Finalement, la diffusion de certains renseignements par les donneurs d'ouvrage peut rendre ces derniers vulnérables aux stratagèmes illégaux. En fait, la divulgation de certaines informations par souci de transparence expose les donneurs d'ouvrage aux pratiques douteuses. La diffusion sur demande de la liste des preneurs des cahiers de charges ou des documents d'appel d'offres facilite la circulation de l'information au sein des groupes d'entreprises qui souhaitent organiser une entente collusoire. Il en est de même pour ce qui est de la diffusion du coût estimé des travaux. La Commission révèle qu'il était notoire que le montant du cautionnement exigé par la Ville de Montréal pour ses appels d'offres équivalait à 10 % du coût estimé des travaux. En révélant le montant de la caution demandée, la Ville se trouvait à publier le montant qu'elle s'attendait à payer pour les travaux, ce qui, bien évidemment, pouvait être utilisé par un groupe d'entreprises complices pour convenir des soumissions à déposerr

Conclusion

Ce rapport offre une lecture fascinante pour quiconque intéressé ou participant dans l’industrie de la construction.
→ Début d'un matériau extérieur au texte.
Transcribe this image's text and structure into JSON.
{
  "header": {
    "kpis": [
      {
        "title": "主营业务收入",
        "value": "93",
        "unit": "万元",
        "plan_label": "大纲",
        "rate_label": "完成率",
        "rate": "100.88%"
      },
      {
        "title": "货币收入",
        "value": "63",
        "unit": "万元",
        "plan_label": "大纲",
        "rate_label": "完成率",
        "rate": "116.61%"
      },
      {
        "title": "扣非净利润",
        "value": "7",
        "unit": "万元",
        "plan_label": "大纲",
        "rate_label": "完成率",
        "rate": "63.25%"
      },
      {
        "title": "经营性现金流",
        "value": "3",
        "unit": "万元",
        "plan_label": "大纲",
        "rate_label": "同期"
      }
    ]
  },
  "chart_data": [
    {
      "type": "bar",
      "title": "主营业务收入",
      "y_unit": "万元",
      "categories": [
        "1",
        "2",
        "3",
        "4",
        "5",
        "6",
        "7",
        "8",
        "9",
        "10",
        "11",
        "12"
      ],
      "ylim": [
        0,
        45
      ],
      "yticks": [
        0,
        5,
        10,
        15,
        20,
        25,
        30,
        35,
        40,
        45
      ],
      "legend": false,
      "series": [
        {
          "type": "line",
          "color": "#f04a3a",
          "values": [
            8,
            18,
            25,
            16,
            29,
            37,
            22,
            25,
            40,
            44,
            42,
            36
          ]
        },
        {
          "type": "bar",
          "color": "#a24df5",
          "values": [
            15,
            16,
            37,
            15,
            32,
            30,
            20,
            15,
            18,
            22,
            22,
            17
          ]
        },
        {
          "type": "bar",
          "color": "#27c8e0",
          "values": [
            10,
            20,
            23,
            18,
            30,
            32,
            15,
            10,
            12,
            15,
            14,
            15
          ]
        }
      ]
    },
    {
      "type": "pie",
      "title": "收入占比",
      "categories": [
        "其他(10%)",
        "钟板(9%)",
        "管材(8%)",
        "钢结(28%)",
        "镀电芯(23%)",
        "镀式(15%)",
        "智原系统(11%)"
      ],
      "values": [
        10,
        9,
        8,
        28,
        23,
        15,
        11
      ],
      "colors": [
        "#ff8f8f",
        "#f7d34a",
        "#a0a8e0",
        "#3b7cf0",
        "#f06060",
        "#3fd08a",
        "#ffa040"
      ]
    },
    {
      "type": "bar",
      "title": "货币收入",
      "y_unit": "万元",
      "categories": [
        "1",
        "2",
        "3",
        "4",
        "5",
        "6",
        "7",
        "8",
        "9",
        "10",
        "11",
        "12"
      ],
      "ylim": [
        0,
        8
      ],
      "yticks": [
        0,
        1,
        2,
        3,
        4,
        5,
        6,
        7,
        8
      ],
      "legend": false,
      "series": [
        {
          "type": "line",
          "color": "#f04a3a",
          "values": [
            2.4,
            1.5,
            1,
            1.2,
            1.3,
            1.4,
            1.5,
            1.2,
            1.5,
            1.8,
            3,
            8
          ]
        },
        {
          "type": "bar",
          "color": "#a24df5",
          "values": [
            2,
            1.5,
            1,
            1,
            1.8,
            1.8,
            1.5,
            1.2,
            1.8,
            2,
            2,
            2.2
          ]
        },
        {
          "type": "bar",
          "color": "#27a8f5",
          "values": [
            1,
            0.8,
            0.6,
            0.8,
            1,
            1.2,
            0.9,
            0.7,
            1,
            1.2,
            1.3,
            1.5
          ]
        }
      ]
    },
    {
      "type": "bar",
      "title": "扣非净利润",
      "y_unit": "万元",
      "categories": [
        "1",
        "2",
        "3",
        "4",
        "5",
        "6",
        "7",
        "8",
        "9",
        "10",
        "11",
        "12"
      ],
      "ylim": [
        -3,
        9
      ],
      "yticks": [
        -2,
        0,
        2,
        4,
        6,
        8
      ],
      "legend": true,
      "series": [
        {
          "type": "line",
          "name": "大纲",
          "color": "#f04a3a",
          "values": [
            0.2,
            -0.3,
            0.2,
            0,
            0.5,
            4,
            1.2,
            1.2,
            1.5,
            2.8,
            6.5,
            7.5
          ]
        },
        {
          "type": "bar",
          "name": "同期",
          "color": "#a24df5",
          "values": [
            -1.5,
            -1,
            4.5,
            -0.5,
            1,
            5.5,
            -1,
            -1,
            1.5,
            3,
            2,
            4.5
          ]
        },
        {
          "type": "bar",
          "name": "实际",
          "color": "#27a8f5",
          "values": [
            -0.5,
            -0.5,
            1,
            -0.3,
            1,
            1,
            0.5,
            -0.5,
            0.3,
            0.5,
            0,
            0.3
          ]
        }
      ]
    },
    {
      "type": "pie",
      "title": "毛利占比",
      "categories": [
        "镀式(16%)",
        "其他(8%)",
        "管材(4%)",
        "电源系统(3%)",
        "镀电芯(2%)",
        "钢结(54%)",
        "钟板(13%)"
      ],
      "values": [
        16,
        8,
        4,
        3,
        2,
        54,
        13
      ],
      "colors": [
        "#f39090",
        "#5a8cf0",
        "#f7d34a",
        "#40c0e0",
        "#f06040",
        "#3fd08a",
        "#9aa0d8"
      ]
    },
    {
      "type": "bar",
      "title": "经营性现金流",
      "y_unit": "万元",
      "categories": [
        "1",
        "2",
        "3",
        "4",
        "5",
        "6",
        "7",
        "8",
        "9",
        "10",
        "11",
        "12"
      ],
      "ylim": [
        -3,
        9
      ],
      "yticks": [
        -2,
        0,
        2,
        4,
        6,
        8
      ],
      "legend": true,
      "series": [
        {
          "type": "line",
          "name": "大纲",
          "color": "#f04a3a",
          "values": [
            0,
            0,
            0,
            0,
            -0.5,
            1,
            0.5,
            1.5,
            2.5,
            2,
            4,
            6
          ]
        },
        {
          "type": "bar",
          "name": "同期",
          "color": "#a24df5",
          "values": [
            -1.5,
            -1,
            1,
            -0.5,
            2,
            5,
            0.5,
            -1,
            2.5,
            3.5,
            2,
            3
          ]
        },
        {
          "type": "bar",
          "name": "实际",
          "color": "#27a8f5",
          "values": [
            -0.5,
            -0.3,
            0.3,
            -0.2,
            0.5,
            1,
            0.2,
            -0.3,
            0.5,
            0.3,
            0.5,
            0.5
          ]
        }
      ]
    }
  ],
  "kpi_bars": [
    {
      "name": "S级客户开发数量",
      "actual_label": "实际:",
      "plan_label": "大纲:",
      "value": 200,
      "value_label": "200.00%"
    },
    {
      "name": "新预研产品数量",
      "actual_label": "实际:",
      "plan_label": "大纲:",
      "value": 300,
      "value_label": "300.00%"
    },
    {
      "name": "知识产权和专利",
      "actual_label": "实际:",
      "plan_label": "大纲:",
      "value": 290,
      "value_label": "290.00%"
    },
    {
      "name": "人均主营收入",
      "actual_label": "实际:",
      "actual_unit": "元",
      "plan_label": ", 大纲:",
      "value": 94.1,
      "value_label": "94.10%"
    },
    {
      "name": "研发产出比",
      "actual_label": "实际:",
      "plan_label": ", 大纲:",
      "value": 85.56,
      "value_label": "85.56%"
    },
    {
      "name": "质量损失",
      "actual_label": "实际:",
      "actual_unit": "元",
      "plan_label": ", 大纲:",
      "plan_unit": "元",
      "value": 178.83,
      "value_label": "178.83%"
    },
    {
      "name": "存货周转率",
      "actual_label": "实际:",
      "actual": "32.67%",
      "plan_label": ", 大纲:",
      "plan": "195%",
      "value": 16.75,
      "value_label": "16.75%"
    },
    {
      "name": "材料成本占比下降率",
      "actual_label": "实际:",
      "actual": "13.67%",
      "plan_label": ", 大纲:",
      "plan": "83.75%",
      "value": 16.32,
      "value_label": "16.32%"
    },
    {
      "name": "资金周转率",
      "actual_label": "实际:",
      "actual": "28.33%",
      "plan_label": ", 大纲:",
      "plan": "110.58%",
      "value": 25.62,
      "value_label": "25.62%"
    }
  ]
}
Les conclusions et recommandations de la conclusion feront sûrement l’objet de plusieurs discussions et analyses au cours des prochaines semaines et les diverses parties prenantes de l’industrie de la construction les passeront au peigne fin pour identifier les domaines et pratiques qui requièrent des changements ou adaptations.

L’étendue à laquelle les recommandations seront mises en œuvre par le Gouvernement en ce qui a trait au régime des marchés publics et des procédures des donneurs d’ordre pour les projets de construction est à suivre mais les révélations, conclusions et recommandations de la Commission devraient offrir la motivation et justification requises pour agir promptement et résolument.